Because her lines were so home-like and her captain came from Cape Cod, we wanted to call on the Gladys E. Wilden, but our own captain had different views, and the two ships passed in the night, and the man from Boston never will know that two folks from home were burning signals to him.
Because our next port of call, Grand Bassam, is the chief port of the French Ivory Coast, which is 125,000 square miles in extent, we expected quite a flourishing seaport. Instead, Grand Bassam was a bank of yellow sand, a dozen bungalows in a line, a few wind-blown cocoanut palms, an iron pier, and a French flag. Beyond the cocoanut palms we could see a great lagoon, and each minute a wave leaped roaring upon the yellow sand-bank and tried to hurl itself across it, eating up the bungalows on its way, into the quiet waters of the lake. Each time we were sure it would succeed, but the yellow bank stood like rock, and, beaten back, the wave would rise in white spray to the height of a three-story house, hang glistening in the sun and then, with the crash of a falling wall, tumble at the feet of the bungalows.
We stopped at Grand Bassam to put ashore a young English girl who had come out to join her husband. His factory is a two days’ launch ride up the lagoon, and the only other white woman near it does not speak English. Her husband had wished her, for her health’s sake, to stay in his home near London, but her first baby had just died, and against his unselfish wishes, and the advice of his partner, she had at once set out to join him. She was a very pretty, sad, unsmiling young wife, and she spoke only to ask her husband’s partner questions about the new home. His answers, while they did not seem to daunt her, made every one else at the table wish she had remained safely in her London suburb.
Through our glasses we all watched her husband lowered from the iron pier into a canoe and come riding the great waves to meet her.
The Kroo boys flashed their trident-shaped paddles and sang and shouted wildly, but he sat with his sun helmet pulled over his eyes staring down into the bottom of the boat; while at his elbow, another sun helmet told him yes, that now he could make out the partner, and that, judging by the photograph, that must be She in white under the bridge.

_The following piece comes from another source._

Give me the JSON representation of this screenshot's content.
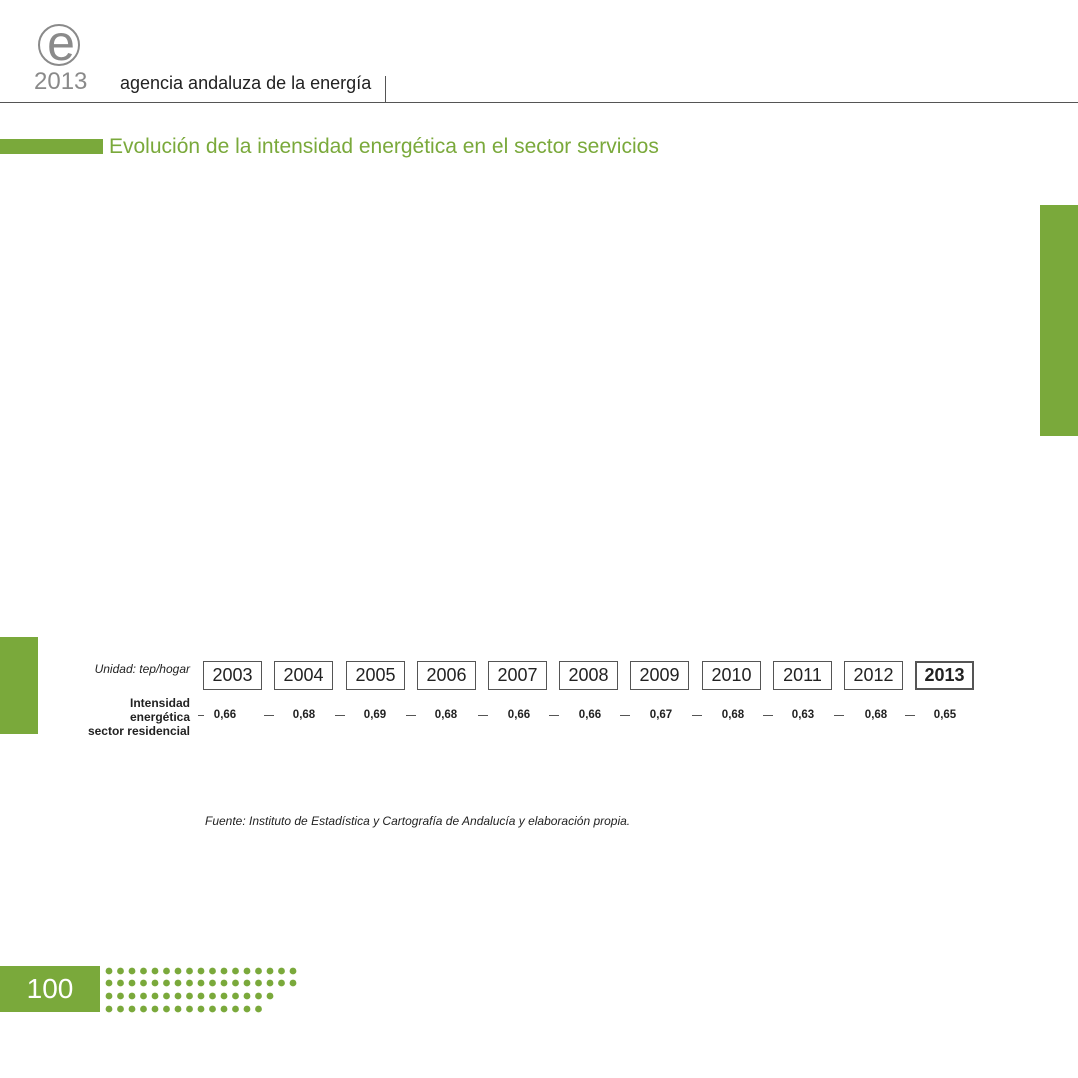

The husband and the young wife were swung together over the side to the lifting waves in a two-seated “mammy chair,” like one of those vis-a-vis swings you see in public playgrounds and picnic groves, and they carried with them, as a gift from Captain Burton, a fast melting lump of ice, the last piece of fresh meat they will taste in many a day, and the blessings of all the ship’s company. And then, with inhospitable haste there was a rattle of anchor chains, a quick jangle of bells from the bridge to the engine-room, and the Bruxellesville swept out to sea, leaving the girl from the London suburb to find her way into the heart of Africa.